This Spiced Cauliflower and Chickpea Soup Recipe makes for a light but flavorful dinner and is perfect for a cold, winter night. The simple addition of garam masala gives the soup a beautiful, spiced taste. Serve with toasted whole grain bread. I’m currently loving the multigrain sourdough from Trader Joe’s.
- 1 tablespoon olive oil
- 1 medium onion, chopped small
- 2 stalks celery, chopped small
- 2 large carrots, chopped small
- 1/2 large head cauliflower, cut into about 1 inch florets
- 2 cloves garlic, chopped small
- 1 teaspoon garam masala
- 1/2 teaspoon shallot salt (or sub onion salt)
- 1 box vegetable broth
- 2 cans chickpeas, rinsed and drained
- 1 15-ounce can diced tomatoes with juices
- chopped fresh parsley, optional, for garnish
- Pre-heat a large pot over medium heat. When ready, add olive oil, onion, celery, and carrots. Cook, stirring frequently, until onions are translucent, about 5 minutes.
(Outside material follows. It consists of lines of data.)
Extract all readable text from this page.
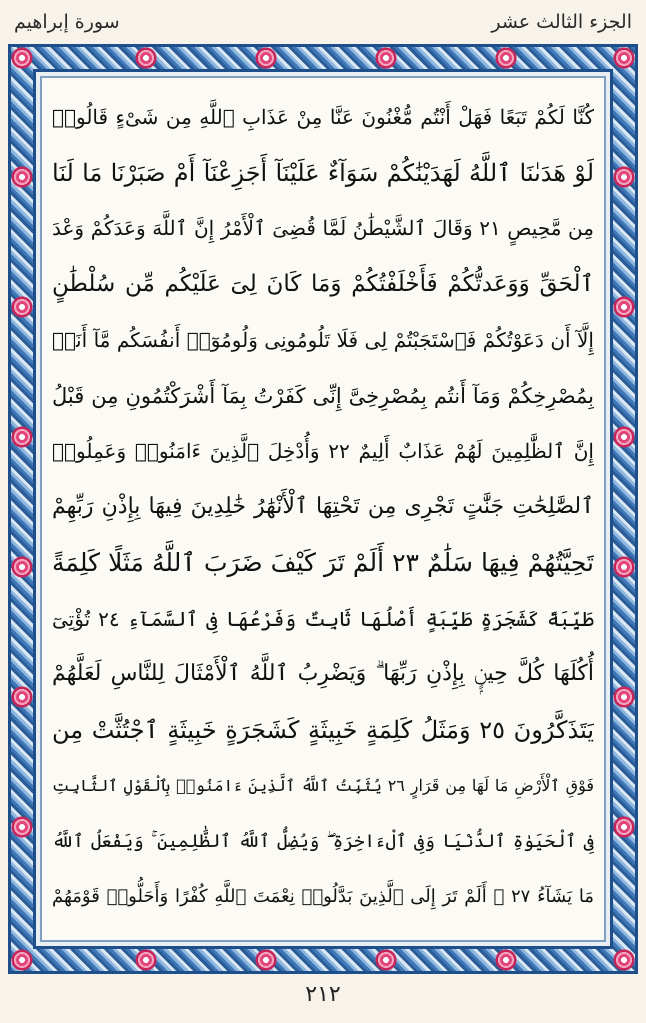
الجزء الثالث عشر
سورة إبراهيم
كُنَّا لَكُمْ تَبَعًا فَهَلْ أَنْتُم مُّغْنُونَ عَنَّا مِنْ عَذَابِ ٱللَّهِ مِن شَىْءٍ قَالُوا۟
لَوْ هَدَىٰنَا ٱللَّهُ لَهَدَيْنَٰكُمْ سَوَآءٌ عَلَيْنَآ أَجَزِعْنَآ أَمْ صَبَرْنَا مَا لَنَا
مِن مَّحِيصٍ ٢١ وَقَالَ ٱلشَّيْطَٰنُ لَمَّا قُضِىَ ٱلْأَمْرُ إِنَّ ٱللَّهَ وَعَدَكُمْ وَعْدَ
ٱلْحَقِّ وَوَعَدتُّكُمْ فَأَخْلَفْتُكُمْ وَمَا كَانَ لِىَ عَلَيْكُم مِّن سُلْطَٰنٍ
إِلَّآ أَن دَعَوْتُكُمْ فَٱسْتَجَبْتُمْ لِى فَلَا تَلُومُونِى وَلُومُوٓا۟ أَنفُسَكُم مَّآ أَنَا۠
بِمُصْرِخِكُمْ وَمَآ أَنتُم بِمُصْرِخِىَّ إِنِّى كَفَرْتُ بِمَآ أَشْرَكْتُمُونِ مِن قَبْلُ
إِنَّ ٱلظَّٰلِمِينَ لَهُمْ عَذَابٌ أَلِيمٌ ٢٢ وَأُدْخِلَ ٱلَّذِينَ ءَامَنُوا۟ وَعَمِلُوا۟
ٱلصَّٰلِحَٰتِ جَنَّٰتٍ تَجْرِى مِن تَحْتِهَا ٱلْأَنْهَٰرُ خَٰلِدِينَ فِيهَا بِإِذْنِ رَبِّهِمْ
تَحِيَّتُهُمْ فِيهَا سَلَٰمٌ ٢٣ أَلَمْ تَرَ كَيْفَ ضَرَبَ ٱللَّهُ مَثَلًا كَلِمَةً
طَيِّبَةً كَشَجَرَةٍ طَيِّبَةٍ أَصْلُهَا ثَابِتٌ وَفَرْعُهَا فِى ٱلسَّمَآءِ ٢٤ تُؤْتِىٓ
أُكُلَهَا كُلَّ حِينٍۭ بِإِذْنِ رَبِّهَا ۗ وَيَضْرِبُ ٱللَّهُ ٱلْأَمْثَالَ لِلنَّاسِ لَعَلَّهُمْ
يَتَذَكَّرُونَ ٢٥ وَمَثَلُ كَلِمَةٍ خَبِيثَةٍ كَشَجَرَةٍ خَبِيثَةٍ ٱجْتُثَّتْ مِن
فَوْقِ ٱلْأَرْضِ مَا لَهَا مِن قَرَارٍ ٢٦ يُثَبِّتُ ٱللَّهُ ٱلَّذِينَ ءَامَنُوا۟ بِٱلْقَوْلِ ٱلثَّابِتِ
فِى ٱلْحَيَوٰةِ ٱلدُّنْيَا وَفِى ٱلْءَاخِرَةِ ۖ وَيُضِلُّ ٱللَّهُ ٱلظَّٰلِمِينَ ۚ وَيَفْعَلُ ٱللَّهُ
مَا يَشَآءُ ٢٧ ۞ أَلَمْ تَرَ إِلَى ٱلَّذِينَ بَدَّلُوا۟ نِعْمَتَ ٱللَّهِ كُفْرًا وَأَحَلُّوا۟ قَوْمَهُمْ
٢١٢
- Add cauliflower and cook 5 minutes, stirring occasionally.
- Add garlic, garam masala, and shallot salt, and stir together until garlic is fragrant, about 60 seconds.
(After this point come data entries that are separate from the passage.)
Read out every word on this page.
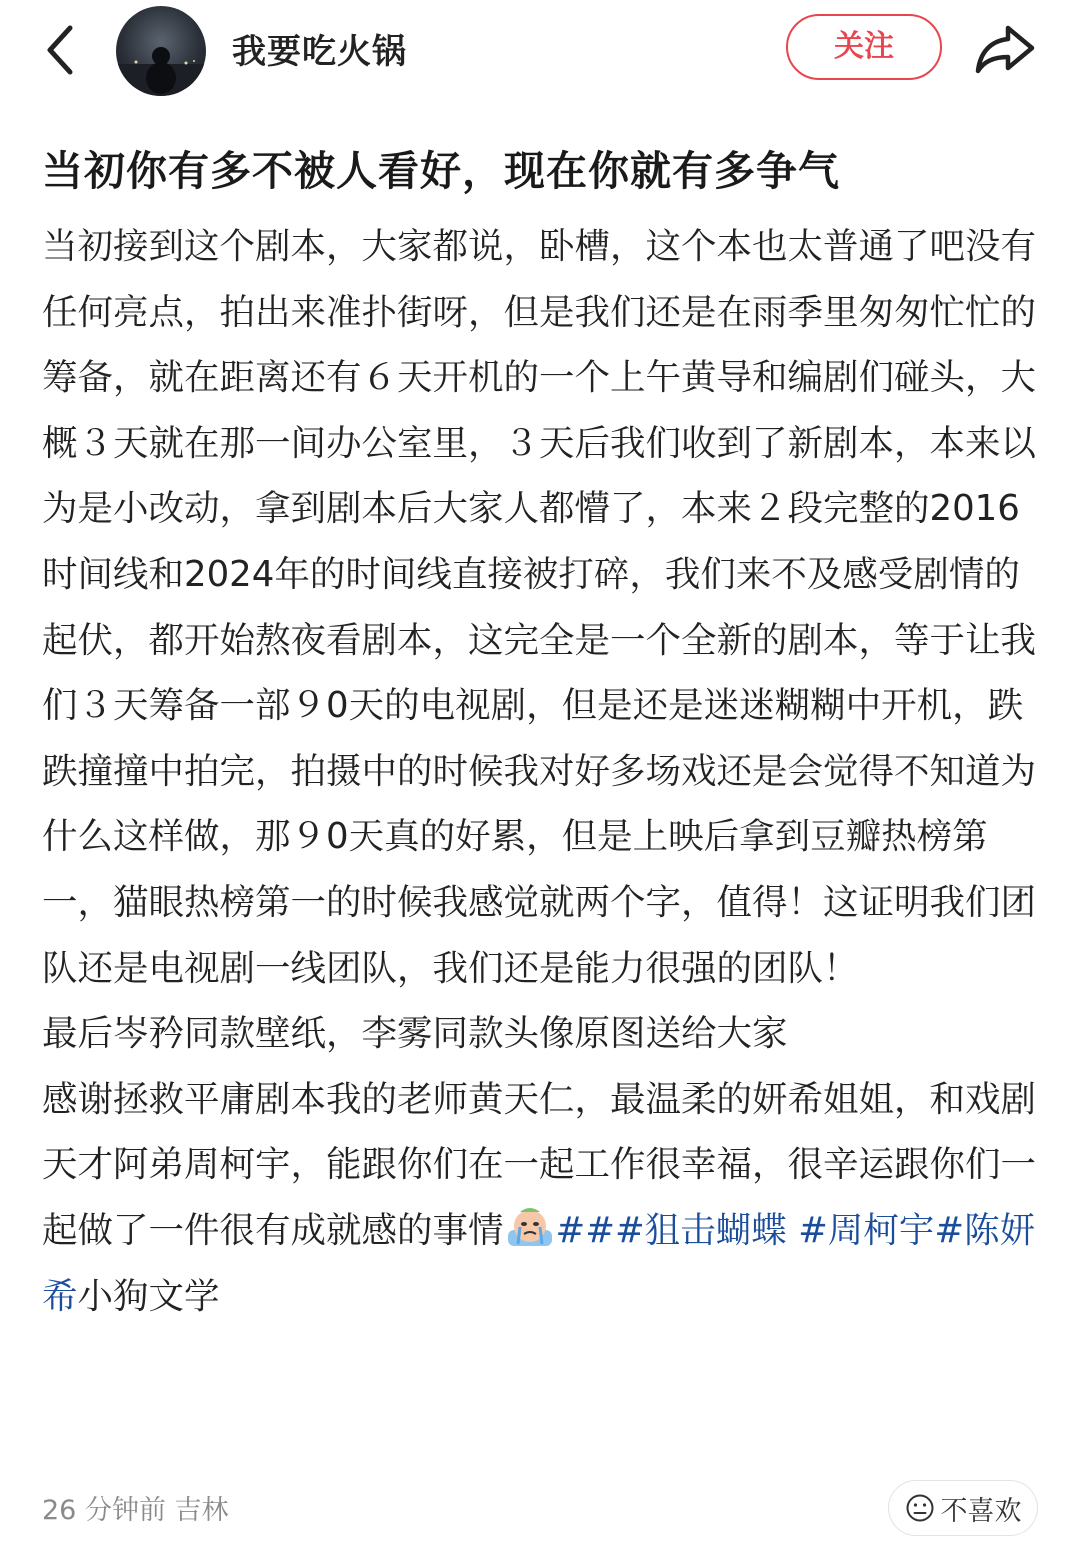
我要吃火锅	关注
当初你有多不被人看好，现在你就有多争气

当初接到这个剧本，大家都说，卧槽，这个本也太普通了吧没有任何亮点，拍出来准扑街呀，但是我们还是在雨季里匆匆忙忙的筹备，就在距离还有６天开机的一个上午黄导和编剧们碰头，大概３天就在那一间办公室里，３天后我们收到了新剧本，本来以为是小改动，拿到剧本后大家人都懵了，本来２段完整的2016时间线和2024年的时间线直接被打碎，我们来不及感受剧情的起伏，都开始熬夜看剧本，这完全是一个全新的剧本，等于让我们３天筹备一部９0天的电视剧，但是还是迷迷糊糊中开机，跌跌撞撞中拍完，拍摄中的时候我对好多场戏还是会觉得不知道为什么这样做，那９0天真的好累，但是上映后拿到豆瓣热榜第一，猫眼热榜第一的时候我感觉就两个字，值得！这证明我们团队还是电视剧一线团队，我们还是能力很强的团队！

最后岑矜同款壁纸，李雾同款头像原图送给大家

感谢拯救平庸剧本我的老师黄天仁，最温柔的妍希姐姐，和戏剧天才阿弟周柯宇，能跟你们在一起工作很幸福，很辛运跟你们一起做了一件很有成就感的事情 ###狙击蝴蝶 #周柯宇#陈妍希小狗文学

26 分钟前 吉林	不喜欢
- Add broth, chickpeas, and tomatoes. Bring to a boil and reduce to simmer. Cook until flavors have combined and cauliflower is tender, about 5-10 minutes.
- Garnish with parsley and serve.
Note: Looking for a shortcut? Pick up a mire poix from Trader Joe’s – pre cut onions, celery, and carrots for about $3.